Encumbering New Technology

Making the perfect be the enemy of the good

One of the exciting parts of the “new world” of cloud is the ability to green field solutions. We don’t have the legacy requirements and so we’re free to do what we want.

Or so the evangelists would have you believe.

The past lingers on

The reality is that many people are closer to a brown field environment. The organisation their team is embedded into has a tonne of reporting (“is your machine patched?”, “who has access?”). These requirements came from years of systems mismanagement (the best appdev team in the world isn’t necessarily the best at running servers) and auditor questions. To provide adequate reporting a series of centralised reporting tools have been created to help prove to auditors that the environment is controlled; “we have 30,000 servers; 357 of them are running Struts; 3 of them are unpatched and have change records for next week” is a great story to be able to tell, but it requires a level of conformity to get there.

And now you come along with your dynamically scaling app running inside an environment that builds/destroys servers at will. You can’t even answer the question “what servers are your apps running on?” because the question is meaningless in your world; it changes from day to day, even hour to hour.

So new builds may start being encumbered with requirements that trickle down from the traditional compute environment. Of course the CMDB needs to be kept up to date; of course you need privileged access monitoring; of course you need configuration management tools; of course…

We need to prevent this encumbrance from crippling the benefits of the new world.

In some cases we might be able to kludge a solution. “If we give you a nightly update into CMDB of all our AWS EC2 instances, will you be happy?“. Beware, though; once a machine is listed in CMDB then it’ll be expected to have all the other corporate tools (monitoring, access management, backups…) installed. Be aware of the consequences of the kludge, and try to avoid it.

The harder, but ultimately (IMHO) better path is to go back to square one and design new controls and procedures that are better optimised for this design.

The corporate policies and standards are meant to be the distilled guidance of everything that’s needed, based on legal reading of regulations, from history of audit questions and issues, from experience. These become your go-to documents. You may also want to go to the source, because regulations can change without your standards. So read the PCI docs, read MAS, read HIPAA…

And then design solutions based around the requirements, not around the existing practices.
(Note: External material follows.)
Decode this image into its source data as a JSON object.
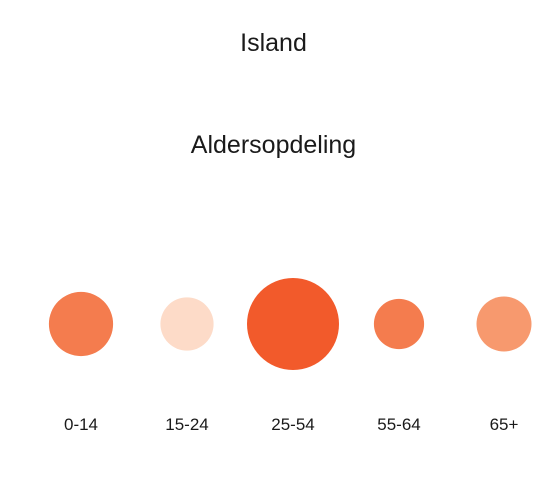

This is hard work on a political level and requires a fair amount of senior buy-in. It requires vision and leadership because the organisation is now taking a fair risk; will you build a good solution that will pass audit? Will you expose the company to data theft? Will the solution scale to multiple appdev teams (you’re not a unique snowflake; other teams want to do this as well).

If you have management that support you, and can demonstrate compliance to corporate and regulatory policies and standards then you may be greenfield enough and avoid too many encumbrances.

New encumbrances

Because this is new and because you’ve now designed new processes and procedures, the people reviewing your work will be looking for edge cases. How can this new thing go wrong? It’s a natural consequence of trying to protect the company, the data.

The problem is when a potential gap is found. Is this gap already present in the traditional compute space? Is it known? Has the company decided this is OK? If so, it may be a problem you don’t need to fix; acknowledge the gap and move on. Don’t encumber your work with things that aren’t necessary.

Imagine building a PaaS solution and being required to tell the application operate team everytime you are going to reboot a VM? Technically it’s possible… but it’s stupid, and negates some of the benefits of a PaaS.

We see this in various places, especially in new fields of automation; for example, self-driving cars. I’ve seen people ask “once we get to fully automated cars capable of taking voice commands from the driver, how do we make sure the driver has a license?“. This is a perfect example of “new technological requirement” based on an existing requirement (must have a license, must be insured) but isn’t currently enforceable. People get excited by “we’re building something new; we can add this feature”.

The idea may seem reasonable on the face of it, and it may be a solution that is technically feasible. But this is a case of scope creep and can drag down your project.

“Just because you can, doesn’t mean you should”.

Don’t encumber your new solution with requirements that go above and beyond the problem you’re trying to solve. Try to keep project scope under control.

Conclusion

Very few projects are really greenfield. There’s always some small amount of legacy that you need to keep up with. Much of that legacy is there for a good reason, and you can’t just ignore it with impunity. However you can replace it with better processes and procedures, with better solutions. Sometimes going back to the drawing board and understanding the rationale is important.

Don’t just say “we’re doing DevOps” and ignore everything that came before; that’ll get you into trouble. However “we’re doing DevOps with these controls, procedures, enforcements, auditing…“; now you’ve got a chance to build things without the encumberance of traditional procedures.